A parte mais interessante dessa história é também aquela que seria mais imprudente tentar retraçar: de que modo a prática de caridade tornou-se expressão popular – mas o próprio cenário sugere associações a que é difícil resistir.
O aspecto mais tocante a respeito da condição das almas do purgatório, constantemente explorado na literatura religiosa a respeito do assunto, era a sua falta de autonomia. Tratava-se de gente boa que estava sofrendo sem poder fazer coisa alguma para melhorar a sua condição, e essa falta de agência despertava a pena que era o gatilho das doações.
Porém ninguém ignorava que as almas sofriam no purgatório porque haviam deixado de usar sua autonomia quando estavam entre os vivos. Se em vida tivessem oferecido orações, ofertas e outras santas abstenções, poderiam ter evitado o purgatório por completo ou reduzido consideravelmente a sua pena.
Esse era na verdade um grande incentivo psicológico em favor da doação de fundos para a causa da bacia das almas: os que doavam estavam usando a sua agência, e cada oferta era creditada como mérito em favor do doador. Cada doação representava menos culpas a serem expiadas numa eventual passagem futura pelo purgatório, ou uma chance a mais de evitá-la. Deitar ofertas frequentes na bacia das almas era também evitar ter de um dia lançar mão desse derradeiro auxílio.
A bacia das almas era o recurso dos que não tinham outro recurso, mas precisamente porque tinham deixado passar oportunidades melhores. A mesma lógica se aplica a alguém que vende uma propriedade ou a um time que se classifica “na bacia das almas”: trata-se de recorrer a uma solução dramática e longe do ideal, ao último recurso, porque as oportunidades ótimas ficaram para trás.
Uma história de origem não precisa ser factual para ser interessante, e ninguém sabe disso mais do que a internet. Quem precisa ter acesso às fontes quando a imaginação está sempre à mão?
Seguem uma ou outra histórias interessantes que a internet conta sobre a origem da expressão. O que importa que não sejam factuais, quando estamos falando de alguma coisa “na bacia das almas”?
► Baccinum animæ
Do latim baccinum animæ. As almas, sendo imateriais, incorpóreas e incolores, não ocupam lugar. Elas nunca estão, elas são. Já o baccinum era, naqueles tempos em que o latim era obrigatório porque os bárbaros ainda não haviam inventado o inglês, um lugar no qual eram depositados os objetos/as coisas a serem guardados. Havia um baccinum para cada finalidade, obedecendo a formas, tamanhos e, sempre que possível, cores diferentes, a fim de que um baccinum destinado ao coccinare não viesse a ser usado, antes, como urinol. E vice-versa (convenhamos, mais versa que vice).

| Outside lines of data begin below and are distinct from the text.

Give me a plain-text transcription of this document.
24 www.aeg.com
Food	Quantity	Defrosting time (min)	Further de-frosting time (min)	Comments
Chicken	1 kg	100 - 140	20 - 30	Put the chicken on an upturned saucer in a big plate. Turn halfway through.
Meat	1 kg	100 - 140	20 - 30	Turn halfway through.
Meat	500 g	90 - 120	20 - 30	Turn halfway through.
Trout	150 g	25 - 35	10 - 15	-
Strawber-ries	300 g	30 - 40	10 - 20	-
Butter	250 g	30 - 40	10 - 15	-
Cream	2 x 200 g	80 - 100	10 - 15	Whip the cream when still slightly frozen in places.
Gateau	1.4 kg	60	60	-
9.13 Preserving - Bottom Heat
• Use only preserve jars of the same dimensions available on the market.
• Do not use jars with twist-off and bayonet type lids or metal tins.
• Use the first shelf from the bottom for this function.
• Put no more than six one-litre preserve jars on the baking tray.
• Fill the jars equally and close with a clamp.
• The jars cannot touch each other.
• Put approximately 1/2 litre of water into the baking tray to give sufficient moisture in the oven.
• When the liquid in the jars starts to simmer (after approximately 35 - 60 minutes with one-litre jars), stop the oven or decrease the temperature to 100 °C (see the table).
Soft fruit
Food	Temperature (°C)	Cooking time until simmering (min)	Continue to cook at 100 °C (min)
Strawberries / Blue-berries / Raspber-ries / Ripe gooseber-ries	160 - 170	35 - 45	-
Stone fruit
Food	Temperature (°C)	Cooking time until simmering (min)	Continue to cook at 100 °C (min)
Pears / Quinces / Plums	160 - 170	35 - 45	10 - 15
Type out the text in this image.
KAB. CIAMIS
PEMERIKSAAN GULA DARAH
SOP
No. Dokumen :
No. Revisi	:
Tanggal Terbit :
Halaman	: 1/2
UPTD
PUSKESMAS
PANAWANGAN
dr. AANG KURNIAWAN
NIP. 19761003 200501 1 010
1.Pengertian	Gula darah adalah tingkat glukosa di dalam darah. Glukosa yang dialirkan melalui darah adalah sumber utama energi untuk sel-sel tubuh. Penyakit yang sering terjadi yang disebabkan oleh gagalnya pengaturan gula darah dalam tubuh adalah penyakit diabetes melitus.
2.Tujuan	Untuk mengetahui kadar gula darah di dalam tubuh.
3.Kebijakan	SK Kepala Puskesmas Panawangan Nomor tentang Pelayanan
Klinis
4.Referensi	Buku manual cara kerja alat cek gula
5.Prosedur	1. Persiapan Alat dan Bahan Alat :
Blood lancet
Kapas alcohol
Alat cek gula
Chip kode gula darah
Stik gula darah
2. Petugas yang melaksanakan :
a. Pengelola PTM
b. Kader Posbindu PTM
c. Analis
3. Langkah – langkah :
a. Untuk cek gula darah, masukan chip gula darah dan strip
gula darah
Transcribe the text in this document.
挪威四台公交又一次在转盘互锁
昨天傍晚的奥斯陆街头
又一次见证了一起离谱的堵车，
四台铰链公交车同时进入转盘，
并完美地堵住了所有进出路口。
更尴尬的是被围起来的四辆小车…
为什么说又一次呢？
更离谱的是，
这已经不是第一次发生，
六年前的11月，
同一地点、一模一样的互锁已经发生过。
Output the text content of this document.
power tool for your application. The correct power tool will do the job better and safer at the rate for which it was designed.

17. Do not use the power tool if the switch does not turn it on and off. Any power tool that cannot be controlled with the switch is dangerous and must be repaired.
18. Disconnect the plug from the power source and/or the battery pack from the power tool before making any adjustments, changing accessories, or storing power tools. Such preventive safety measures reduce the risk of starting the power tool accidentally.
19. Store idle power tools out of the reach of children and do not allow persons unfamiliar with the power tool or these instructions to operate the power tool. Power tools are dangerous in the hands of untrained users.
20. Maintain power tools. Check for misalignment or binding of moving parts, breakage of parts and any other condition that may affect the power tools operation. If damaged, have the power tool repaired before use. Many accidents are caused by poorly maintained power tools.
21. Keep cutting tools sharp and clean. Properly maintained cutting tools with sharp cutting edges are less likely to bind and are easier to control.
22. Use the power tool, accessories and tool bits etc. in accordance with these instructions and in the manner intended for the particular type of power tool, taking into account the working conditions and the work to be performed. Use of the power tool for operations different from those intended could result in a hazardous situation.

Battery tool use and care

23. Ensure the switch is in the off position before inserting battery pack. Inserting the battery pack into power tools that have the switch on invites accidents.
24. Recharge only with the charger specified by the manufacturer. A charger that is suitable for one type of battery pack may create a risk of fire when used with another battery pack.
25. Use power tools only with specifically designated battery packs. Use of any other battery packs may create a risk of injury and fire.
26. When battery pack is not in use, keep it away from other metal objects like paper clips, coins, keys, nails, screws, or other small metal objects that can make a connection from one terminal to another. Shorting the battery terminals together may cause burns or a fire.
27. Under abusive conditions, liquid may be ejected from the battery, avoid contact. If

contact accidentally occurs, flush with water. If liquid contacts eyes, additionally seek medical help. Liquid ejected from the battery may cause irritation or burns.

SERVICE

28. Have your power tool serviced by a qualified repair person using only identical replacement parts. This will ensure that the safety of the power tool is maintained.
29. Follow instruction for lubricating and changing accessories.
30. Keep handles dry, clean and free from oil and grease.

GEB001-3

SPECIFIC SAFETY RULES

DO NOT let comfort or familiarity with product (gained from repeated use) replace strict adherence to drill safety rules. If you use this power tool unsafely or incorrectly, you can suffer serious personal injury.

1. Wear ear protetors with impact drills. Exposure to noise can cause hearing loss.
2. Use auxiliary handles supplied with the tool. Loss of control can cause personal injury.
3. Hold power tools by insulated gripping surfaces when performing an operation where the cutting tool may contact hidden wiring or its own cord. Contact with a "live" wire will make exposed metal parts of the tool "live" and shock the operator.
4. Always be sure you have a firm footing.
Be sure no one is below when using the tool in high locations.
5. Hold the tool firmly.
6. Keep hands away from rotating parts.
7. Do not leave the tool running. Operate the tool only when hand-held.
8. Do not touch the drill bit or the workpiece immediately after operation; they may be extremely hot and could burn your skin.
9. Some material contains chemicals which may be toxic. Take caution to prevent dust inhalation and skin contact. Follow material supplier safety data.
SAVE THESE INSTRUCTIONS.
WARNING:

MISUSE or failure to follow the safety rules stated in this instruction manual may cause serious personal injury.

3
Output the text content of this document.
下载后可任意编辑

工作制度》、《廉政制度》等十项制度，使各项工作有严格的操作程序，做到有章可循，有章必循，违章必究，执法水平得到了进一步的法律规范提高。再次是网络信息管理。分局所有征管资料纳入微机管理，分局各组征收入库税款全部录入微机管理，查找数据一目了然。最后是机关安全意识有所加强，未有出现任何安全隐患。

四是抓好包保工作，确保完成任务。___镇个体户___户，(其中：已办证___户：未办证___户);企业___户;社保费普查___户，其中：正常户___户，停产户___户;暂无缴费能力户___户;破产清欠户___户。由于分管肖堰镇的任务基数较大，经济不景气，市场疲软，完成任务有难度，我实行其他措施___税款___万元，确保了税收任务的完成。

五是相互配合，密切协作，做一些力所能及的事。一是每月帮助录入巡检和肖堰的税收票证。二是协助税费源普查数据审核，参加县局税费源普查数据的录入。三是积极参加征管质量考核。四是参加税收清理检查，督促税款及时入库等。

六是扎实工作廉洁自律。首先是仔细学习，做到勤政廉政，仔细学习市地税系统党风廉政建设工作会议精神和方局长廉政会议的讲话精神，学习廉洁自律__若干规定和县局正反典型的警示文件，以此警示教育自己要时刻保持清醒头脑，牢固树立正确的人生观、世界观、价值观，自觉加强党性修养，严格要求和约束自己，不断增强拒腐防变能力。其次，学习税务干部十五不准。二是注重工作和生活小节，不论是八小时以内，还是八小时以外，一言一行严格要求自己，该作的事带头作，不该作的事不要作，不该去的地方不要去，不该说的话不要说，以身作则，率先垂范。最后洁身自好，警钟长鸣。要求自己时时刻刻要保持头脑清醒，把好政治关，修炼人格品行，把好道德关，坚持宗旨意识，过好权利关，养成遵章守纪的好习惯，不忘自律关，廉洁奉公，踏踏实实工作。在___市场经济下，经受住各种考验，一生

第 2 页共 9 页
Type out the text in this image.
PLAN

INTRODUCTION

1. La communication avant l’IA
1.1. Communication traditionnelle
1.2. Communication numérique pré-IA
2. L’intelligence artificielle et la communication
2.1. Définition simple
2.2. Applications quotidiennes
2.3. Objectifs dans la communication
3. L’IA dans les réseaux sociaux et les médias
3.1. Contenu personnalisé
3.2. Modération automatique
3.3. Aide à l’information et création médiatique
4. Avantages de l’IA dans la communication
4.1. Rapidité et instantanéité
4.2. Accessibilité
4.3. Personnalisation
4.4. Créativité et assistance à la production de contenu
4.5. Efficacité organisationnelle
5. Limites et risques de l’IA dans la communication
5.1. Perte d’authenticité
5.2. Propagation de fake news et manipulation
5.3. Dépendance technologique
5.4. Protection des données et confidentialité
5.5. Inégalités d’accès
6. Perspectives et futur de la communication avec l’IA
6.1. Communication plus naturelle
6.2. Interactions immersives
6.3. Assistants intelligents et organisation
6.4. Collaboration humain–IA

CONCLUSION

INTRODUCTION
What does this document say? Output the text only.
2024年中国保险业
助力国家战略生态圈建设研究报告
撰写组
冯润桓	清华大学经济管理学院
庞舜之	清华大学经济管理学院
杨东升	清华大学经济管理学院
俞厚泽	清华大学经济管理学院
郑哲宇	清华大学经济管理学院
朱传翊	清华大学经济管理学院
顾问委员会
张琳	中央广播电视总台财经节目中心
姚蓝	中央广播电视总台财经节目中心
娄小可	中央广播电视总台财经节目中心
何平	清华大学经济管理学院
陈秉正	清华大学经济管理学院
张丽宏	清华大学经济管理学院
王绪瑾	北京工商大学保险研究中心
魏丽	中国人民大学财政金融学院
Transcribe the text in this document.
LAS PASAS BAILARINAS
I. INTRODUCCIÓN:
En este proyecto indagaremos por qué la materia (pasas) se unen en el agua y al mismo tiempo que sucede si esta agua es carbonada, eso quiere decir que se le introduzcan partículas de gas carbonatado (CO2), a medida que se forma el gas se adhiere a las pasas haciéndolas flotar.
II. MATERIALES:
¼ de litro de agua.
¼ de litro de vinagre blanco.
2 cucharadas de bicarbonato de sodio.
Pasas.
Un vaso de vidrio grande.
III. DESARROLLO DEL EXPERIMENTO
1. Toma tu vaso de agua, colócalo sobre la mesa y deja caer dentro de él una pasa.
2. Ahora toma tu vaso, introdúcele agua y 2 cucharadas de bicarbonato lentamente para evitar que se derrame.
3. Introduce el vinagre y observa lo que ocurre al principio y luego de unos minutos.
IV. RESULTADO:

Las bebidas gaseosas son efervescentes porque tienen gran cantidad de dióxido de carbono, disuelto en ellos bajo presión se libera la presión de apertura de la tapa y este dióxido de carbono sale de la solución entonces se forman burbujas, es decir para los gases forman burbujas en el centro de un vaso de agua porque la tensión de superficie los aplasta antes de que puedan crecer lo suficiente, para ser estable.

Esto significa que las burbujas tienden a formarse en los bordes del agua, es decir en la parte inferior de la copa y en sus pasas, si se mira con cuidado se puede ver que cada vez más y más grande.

Ora, dizer “leve esse objeto à bacia das almas”, como é fácil perceber, significava “vá pentear macacos” ou “vá ver se eu estou na esquina”.
Essa explicação (que encontrei aqui) esteve por anos arquivada neste sáite, não porque acreditássemos nela, mas pela sua malemolência muito satisfatória, sua vontade de convencer e de zombar ao mesmo tempo.
Na verdade, e se viesse ao caso, em latim “bacia” se diria “bassinum”, não “baccinum”.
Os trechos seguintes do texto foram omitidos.